La venida del Señor no es un “día terrible”, como se anunciaba en la primer lectura de hoy de Malaquías; sino que en este tiempo –tiempo de la Misericordia–, el domingo es día de una venida del Señor llena de misericordia, día de descanso, pero de un descanso fructífero que disponga a un encuentro más profundo con el Señor, con nuestras familias, con nuestros seres queridos, con nuestros amigos…

No es un día para “temer”; justamente si de algo nos quiere librar Jesús con su mensaje de hoy –y especialmente en estos últimos evangelios del año litúrgico– es del temor y del engaño.

Dios nos quiere librar del temor y del engaño; del temor que nos paraliza y no nos deja tener una imagen real y verdadera de Él que es nuestro Padre y de Jesús, su Hijo, ese temor que nos inmoviliza impidiendo que podamos dar testimonio; de ese miedo hace que fácilmente podamos ser víctimas del engaño.

Por eso Jesús hoy, nos advierte que no nos dejemos engañar, no nos dejemos engañar por aquellos que vaticinan que todo se terminará pronto; justamente es todo lo contrario, cuando alguien dice que todo se terminará pronto, es signo de que esa persona no habla en nombre de Dios. Cuando alguien se encarga de ser profeta de calamidades, de anunciar problemas, catástrofes y decir que todo está mal; es porque todavía no conoce el mensaje de Jesús. ¡Cuántos anunciadores de amarguras hay en la Iglesia todavía!

Pareciera que Jesús justamente anuncia eso; pero en realidad lo que nos quiere enseñar es que lo que Él dice, pasó, pasa y pasará en todas las épocas; y por eso no podemos saber cuándo llegará el día ni la hora del fin del mundo.

Es por eso que debemos animarnos y no estar con temor, no dejarnos engañar por cualquier predicador que quiere tener la última noticia y quiere decir lo que mejor cae a los demás. Al mundo le encanta saber la noticia del final, le encanta engañar a la personas.

No nos dejemos engañar por nadie; escuchemos a Jesús, escuchémoslo a Él, aprendamos a interpretar lo que Él nos dice.
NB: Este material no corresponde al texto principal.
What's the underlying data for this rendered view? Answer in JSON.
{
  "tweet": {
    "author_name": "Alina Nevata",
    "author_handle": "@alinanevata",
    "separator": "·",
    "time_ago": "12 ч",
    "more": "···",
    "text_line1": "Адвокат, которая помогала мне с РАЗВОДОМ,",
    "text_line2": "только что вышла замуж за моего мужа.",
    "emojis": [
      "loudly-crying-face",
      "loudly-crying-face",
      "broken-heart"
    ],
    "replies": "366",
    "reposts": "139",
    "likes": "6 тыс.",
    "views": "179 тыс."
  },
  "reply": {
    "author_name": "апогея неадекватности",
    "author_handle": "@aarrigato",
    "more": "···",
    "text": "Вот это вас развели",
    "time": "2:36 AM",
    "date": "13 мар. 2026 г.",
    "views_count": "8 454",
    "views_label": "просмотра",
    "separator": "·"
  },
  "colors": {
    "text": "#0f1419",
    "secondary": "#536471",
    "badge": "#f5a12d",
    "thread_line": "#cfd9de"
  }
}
Él no quiere que vivamos con temor, no quiere que vivamos amenazados por fatalismos del fin del mundo; sino que quiere que aprendamos a encontrarlo a Él constantemente en nuestra cotidianidad, en el día a día.

Jesús nos quiere ayudar a dar testimonio y a ser constantes; esa es la otra parte del Evangelio de hoy. Tenemos que aprender a dar testimonio en medio de las dificultades que vivimos, tenemos que reconocer que muchas veces las pruebas son una oportunidad para dar testimonio, para ser verdaderos testigos, para no callar lo que hemos recibido, para no tener miedo; para no tener miedo a las persecuciones, a la crítica, a la burla, y a tantas cosas que podemos sufrir en nuestra vida como cristianos.

Tu vida de fe, mi vida de fe crece; cuando aprendemos a encontrar en las dificultades una oportunidad para mirar hacia adelante, para levantar la cabeza y saber que nos viene la liberación, nos viene el amor de Dios que se quiere derramar en nuestros corazones.

Hoy aprovechemos para descubrir que estamos hechos para dar testimonio, y para eso hay que ser constantes; hay que aprender a soportar las dificultades de la vida, aprender a abandonarnos, confiar que todo está en manos de Dios, y que “ningún cabello se nos caerá de la cabeza”, porque Él tiene contados todos nuestros cabellos y sabe perfectamente cuál es el final de nuestra vida y el sentido de nuestra existencia.